Antonio D’Orrico, la Lettura (Corriere della Sera) 01/04/2012, 1 aprile 2012
I «FOREVER YOUNG» STANNO INVECCHIANDO
La vecchiaia incombe sulla generazione forever young, quella che sembrava non dover (voler) invecchiare mai, quella che ha celebrato sopra ogni cosa la giovinezza. La generazione di Francesco Guccini e del grande pop autarchico. Nel suo ultimo libro, il Dizionario delle cose perdute, Guccini getta la maschera e non nasconde di essere tecnicamente vecchio perché si ricorda cose che non ricorda quasi più nessuno.

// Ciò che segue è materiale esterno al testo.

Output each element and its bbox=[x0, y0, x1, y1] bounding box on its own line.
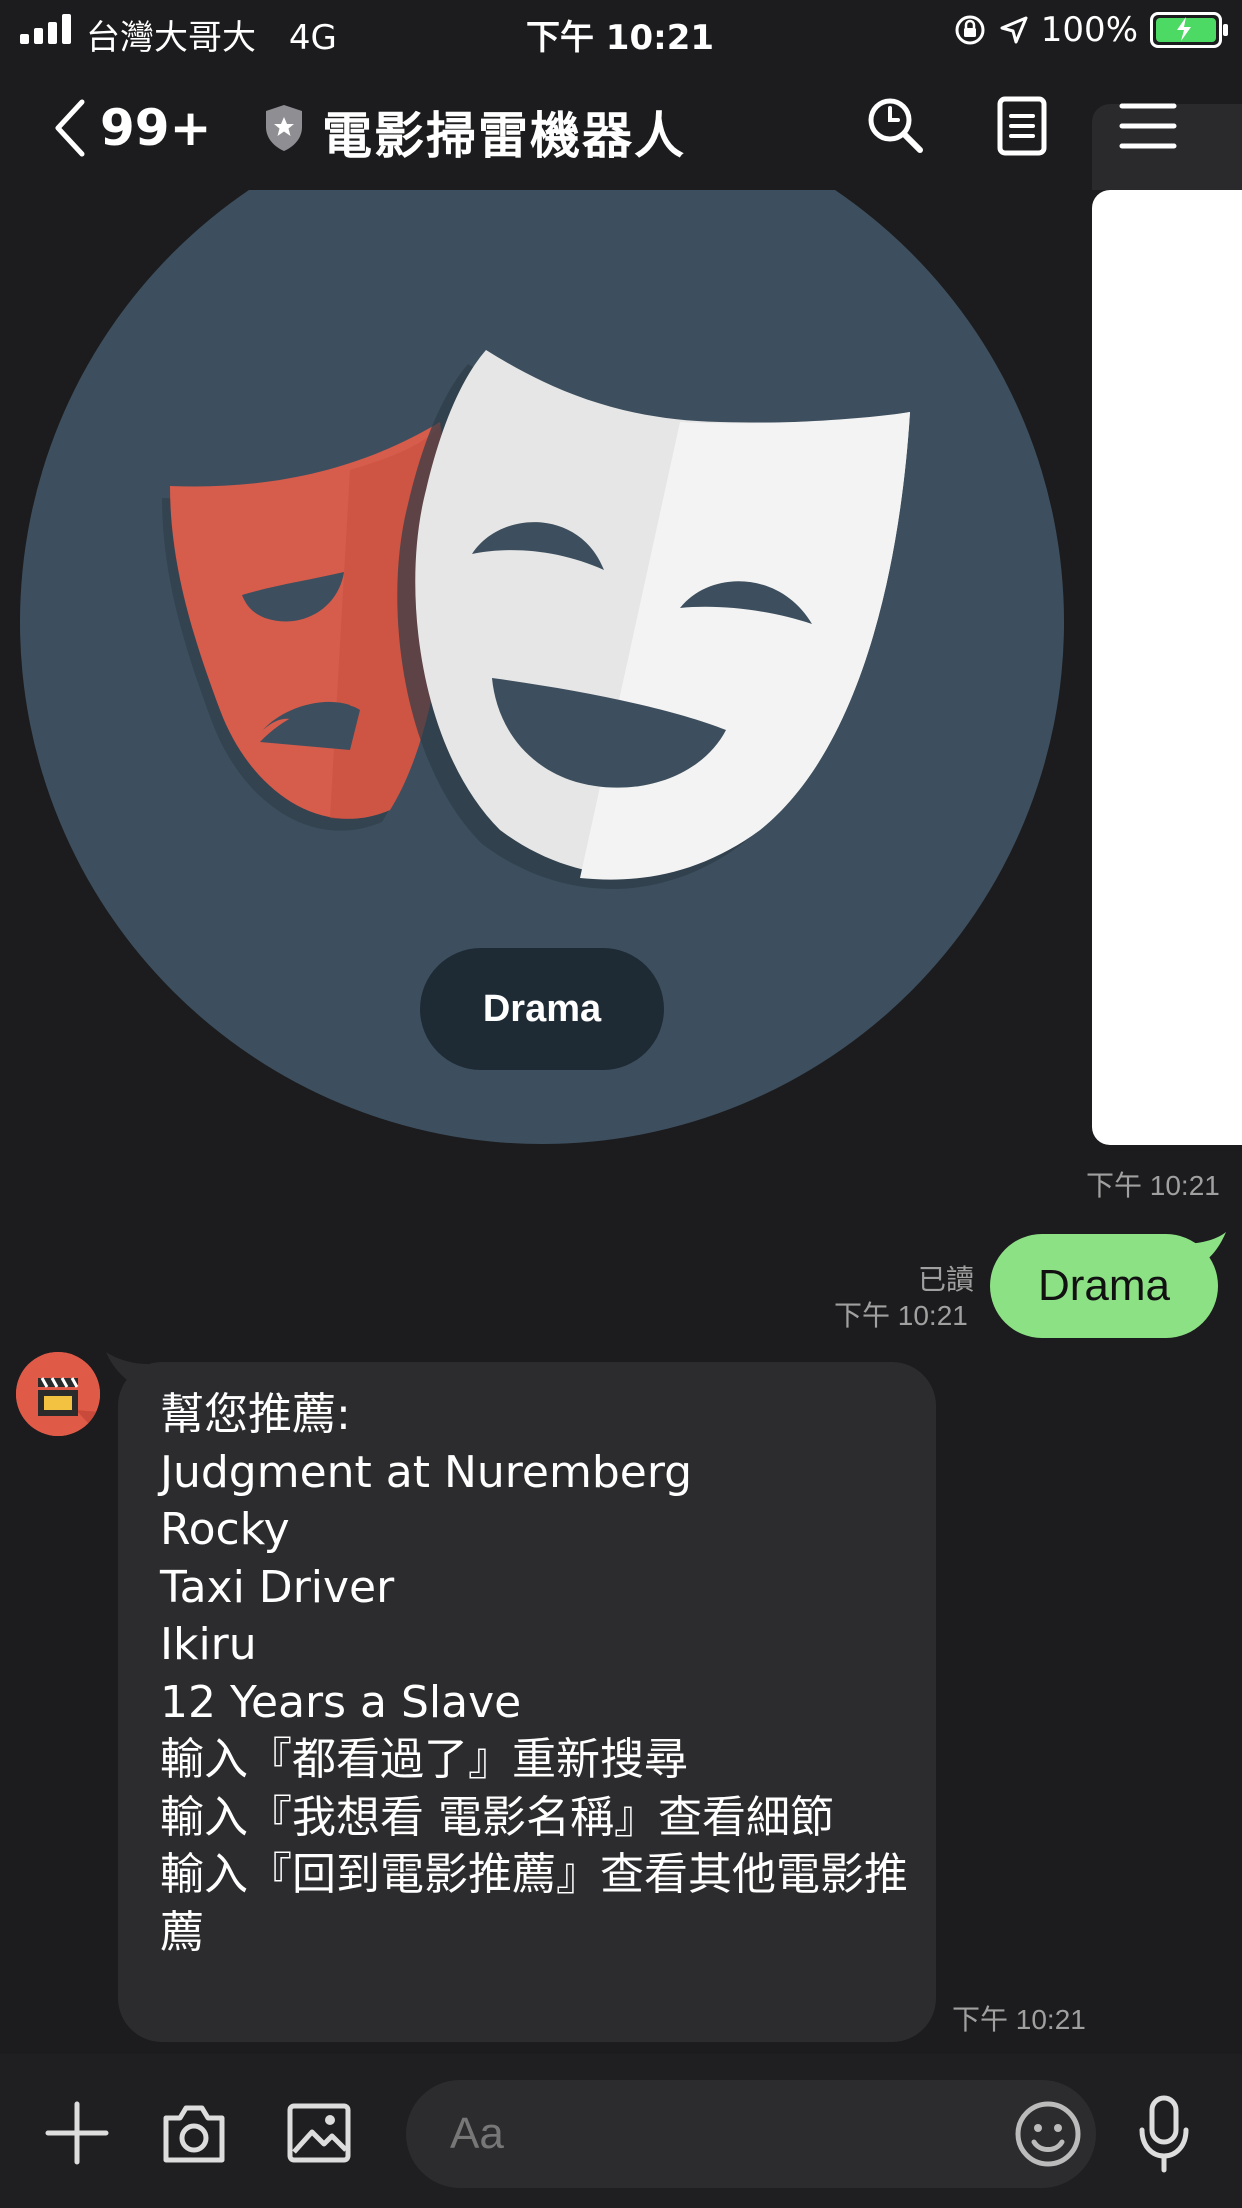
unread-count: 99+ bbox=[100, 99, 212, 157]
camera-button[interactable] bbox=[160, 2100, 228, 2166]
back-button[interactable]: 99+ bbox=[50, 98, 211, 158]
chat-title: 電影掃雷機器人 bbox=[322, 107, 686, 165]
carrier-name: 台灣大哥大 bbox=[86, 18, 256, 58]
microphone-button[interactable] bbox=[1136, 2094, 1192, 2174]
battery-icon bbox=[1150, 12, 1228, 48]
sent-timestamp: 下午 10:21 bbox=[834, 1300, 968, 1331]
received-message-text: 幫您推薦: Judgment at Nuremberg Rocky Taxi D… bbox=[160, 1389, 908, 1958]
read-receipt: 已讀 bbox=[917, 1264, 974, 1295]
drama-genre-button[interactable]: Drama bbox=[420, 948, 664, 1070]
sent-message-bubble[interactable]: Drama bbox=[990, 1234, 1218, 1338]
status-right: 100% bbox=[953, 10, 1228, 50]
location-icon bbox=[1000, 16, 1028, 44]
next-genre-card[interactable] bbox=[1092, 190, 1242, 1145]
message-input[interactable] bbox=[406, 2080, 1096, 2188]
official-shield-icon bbox=[266, 105, 302, 151]
search-button[interactable] bbox=[864, 94, 928, 158]
menu-button[interactable] bbox=[1116, 94, 1180, 158]
plus-button[interactable] bbox=[44, 2100, 110, 2166]
chevron-left-icon bbox=[55, 99, 85, 157]
bot-avatar[interactable] bbox=[16, 1352, 100, 1436]
card-timestamp: 下午 10:21 bbox=[1086, 1170, 1220, 1201]
genre-card[interactable]: Drama bbox=[20, 190, 1064, 1146]
clapperboard-icon bbox=[16, 1352, 100, 1436]
emoji-button[interactable] bbox=[1012, 2098, 1084, 2170]
status-time: 下午 10:21 bbox=[525, 18, 715, 58]
received-timestamp: 下午 10:21 bbox=[952, 2004, 1086, 2035]
orientation-lock-icon bbox=[955, 15, 985, 45]
status-bar: 台灣大哥大 4G 下午 10:21 100% bbox=[0, 0, 1242, 62]
notes-button[interactable] bbox=[990, 94, 1054, 158]
network-type: 4G bbox=[288, 18, 337, 58]
photo-button[interactable] bbox=[286, 2100, 352, 2166]
carrier-label: 台灣大哥大 4G bbox=[86, 10, 337, 59]
signal-icon bbox=[20, 14, 76, 44]
battery-percent: 100% bbox=[1040, 10, 1138, 50]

Guccini si ricorda il pacchetto delle Nazionali semplici (e lo mette in copertina, giusto riconoscimento a uno dei capolavori del design italiano). Guccini si ricorda le siringhe di vetro e gli aghi di ferro che venivano bolliti prima di fare le punture (e ricorda anche quanto facevano male le punture). Si ricorda quanto pungevano le maglie di lana fatte in casa. Si ricorda («con un sussulto d’angoscia») i costumi da bagno fatti sempre di lana. Si ricorda il lattaio che portava i bidoni del latte in bici (il mio si chiamava Francesco, proprio come Guccini). Si ricorda i tappi a corona delle bibite che diventavano ciclisti (Coppi, Bartali, Koblet e Bobet). Si ricorda i nomi dei dancing: Il Settimo Cielo, il Florida, l’Eden, il Mocambo, il Kursaal. Si ricorda lo shake, il twist e anche l’hully gully. Si ricorda la Littorina. Si ricorda la visita di leva, il Car e la famigerata puntura Tabte. Si ricorda il telefono Duplex. Si ricorda quando si entrava al cinema a spettacolo iniziato e si vedeva il film dalla fine all’inizio, secondo un proprio montaggio personale, con propri personali flashback. E, giunti al punto da dove si era cominciato, ci si alzava per andare via dicendo sempre tutti la stessa frase: «Siamo arrivati qui».
Siamo arrivati qui. Il film che abbiamo visto era già iniziato. Forse non era nemmeno un filmone. O forse sì. Ma cosa volete che faccia ora? Che dia il voto alla generazione dei miei fratelli più grandi?